NM highway 174, known as Catwalk Road, is a skinny, paved road to the Catwalk. There are many water crossing but this is the only one that had water in it.
The view from the parking lot.
Gold and silver were discovered here by James C. Cooney, a soldier stationed at Fort Bayard, just east of Silver City. Cooney could do nothing
to develop his discoveries until he was discharged from the service in 1875. He then organized a party to prospect the district.
Among them was John Lambert who found rich gold and silver ore just above Whitewater Creek. The mill lasted only about 10 years. About 1908 the mill and
pipeline were dismantled and the materials were sold. The canyon was left undisturbed until the mid-1930's when the Civialian Conservation Corp (CCC) rebuilt the
Catwalk as a recreation attraction for the Gila National Forest. The Forest Service has rebuilt the Catwalk several times after devastating floods have taken their toll.
Notice the prickly pear cactus growing out of the side of the cliff.
In 1978, 1 mile of the historic Catwalk pipeline route was designated a National Recreation Trail (NRT).
We have no idea what this is. The door has a lock on it and a pipe runs into the stone from the side.

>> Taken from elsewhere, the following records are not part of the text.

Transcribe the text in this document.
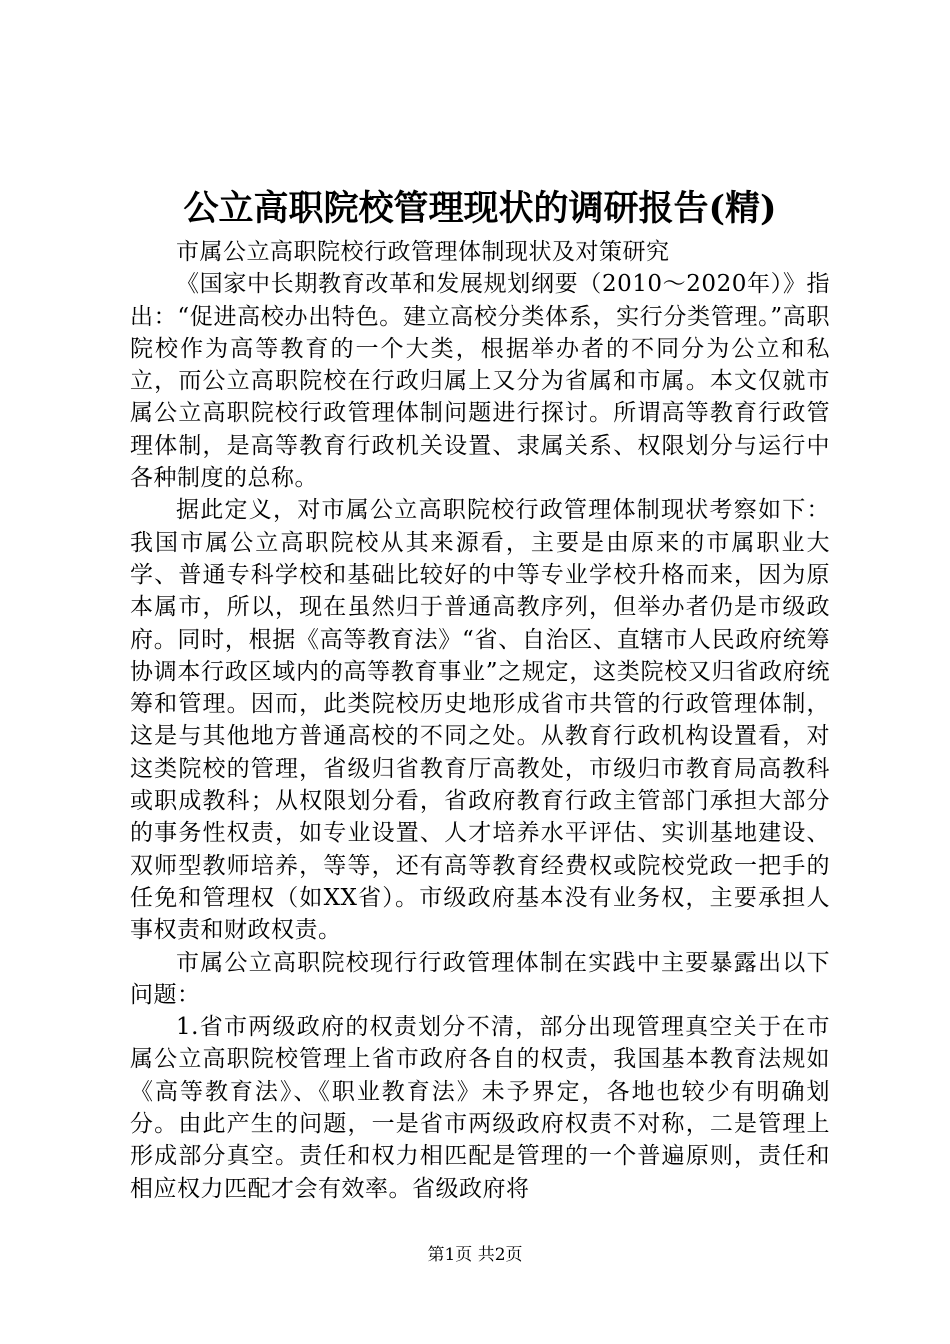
公立高职院校管理现状的调研报告(精)

市属公立高职院校行政管理体制现状及对策研究

《国家中长期教育改革和发展规划纲要（2010～2020年）》指出：“促进高校办出特色。建立高校分类体系，实行分类管理。”高职院校作为高等教育的一个大类，根据举办者的不同分为公立和私立，而公立高职院校在行政归属上又分为省属和市属。本文仅就市属公立高职院校行政管理体制问题进行探讨。所谓高等教育行政管理体制，是高等教育行政机关设置、隶属关系、权限划分与运行中各种制度的总称。

据此定义，对市属公立高职院校行政管理体制现状考察如下：我国市属公立高职院校从其来源看，主要是由原来的市属职业大学、普通专科学校和基础比较好的中等专业学校升格而来，因为原本属市，所以，现在虽然归于普通高教序列，但举办者仍是市级政府。同时，根据《高等教育法》“省、自治区、直辖市人民政府统筹协调本行政区域内的高等教育事业”之规定，这类院校又归省政府统筹和管理。因而，此类院校历史地形成省市共管的行政管理体制，这是与其他地方普通高校的不同之处。从教育行政机构设置看，对这类院校的管理，省级归省教育厅高教处，市级归市教育局高教科或职成教科；从权限划分看，省政府教育行政主管部门承担大部分的事务性权责，如专业设置、人才培养水平评估、实训基地建设、双师型教师培养，等等，还有高等教育经费权或院校党政一把手的任免和管理权（如XX省）。市级政府基本没有业务权，主要承担人事权责和财政权责。

市属公立高职院校现行行政管理体制在实践中主要暴露出以下问题：

1.省市两级政府的权责划分不清，部分出现管理真空关于在市属公立高职院校管理上省市政府各自的权责，我国基本教育法规如《高等教育法》、《职业教育法》未予界定，各地也较少有明确划分。由此产生的问题，一是省市两级政府权责不对称，二是管理上形成部分真空。责任和权力相匹配是管理的一个普遍原则，责任和相应权力匹配才会有效率。省级政府将

第1页 共2页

About 34 million years ago violent volcanic eruptions caused pyroclastic (pyro = fire, clastic = fragment) flows. Instead of a tall mountain with one eruption
chamber, there were several magma chambers spread over many miles. The volcanoes collapsed to form the Bursum caldera - a large, bowl shaped depression
that stretches from the Catwalk to Gila Cliff Dwellings, some 30 miles away. the pryoclastic flows that make up the rocks in
Whitewater Canyon are called Cooney Tuff or volcanic rhyolite. This basic igneous rock was changed by pressure
and heat from volcano action, earthquakes and movement of land. Faults formed in the rock masses. Water followed these faults and created this slot canyon.
There have been more than 15 major floods in the canyon in the last 40 years. The catwalk is suspended about 10 feet (depending on water levels) above
Notice how the water carved the lower rock into a "C" shape? The water no longer falls on this rock until the water level raises.
We just about stepped on this dude. It's some species of caterpillar in the genus Automeris. These are giant silkmoths.
The falls at the swimming pool.
The steps down to the pool.
These 55 steps along the trail had only 2" of drop between each one.
This iron bridge was flown into the canyon by helicopter in three separate sections in the 1980's.
View upstream from the helicopter bridge.
Some of the boulders on the canyon floor were huge.
You see remnants of the late 1800's gold and silver mining in a lot of places along the canyon. This was a support for the pipe.
The suspension bridge near the end of the Catwalk trail.
The end of the rail. So we turned around and headed back.
Under the suspension bridge you could really see how the water has carved the rocks.
Nolan thinks he's the helicopter that brought in the helicopter bridge.
Love how they used two pipeline supports from the 1800's to surround the steps up to the helicopter bridge.
This part of the trail to the catwalk is handicap accessible. Notice how they used rock bolts to stabilized the cliff face.
This is just like the bug that climbed Nolan's leg at the Gila Cliff Dwellings. It's called a Pleasing Fungas Beetle, scientific name Gibbifer californicus
This is a variety of Big Legged Bugs. Yeah, I know that sounds like I am making it up but honestly, I'm not. I'll keep looking online to see if I can identify it.
I think this is a Fendler Globemallow flower.
More flowers for me to try to identify.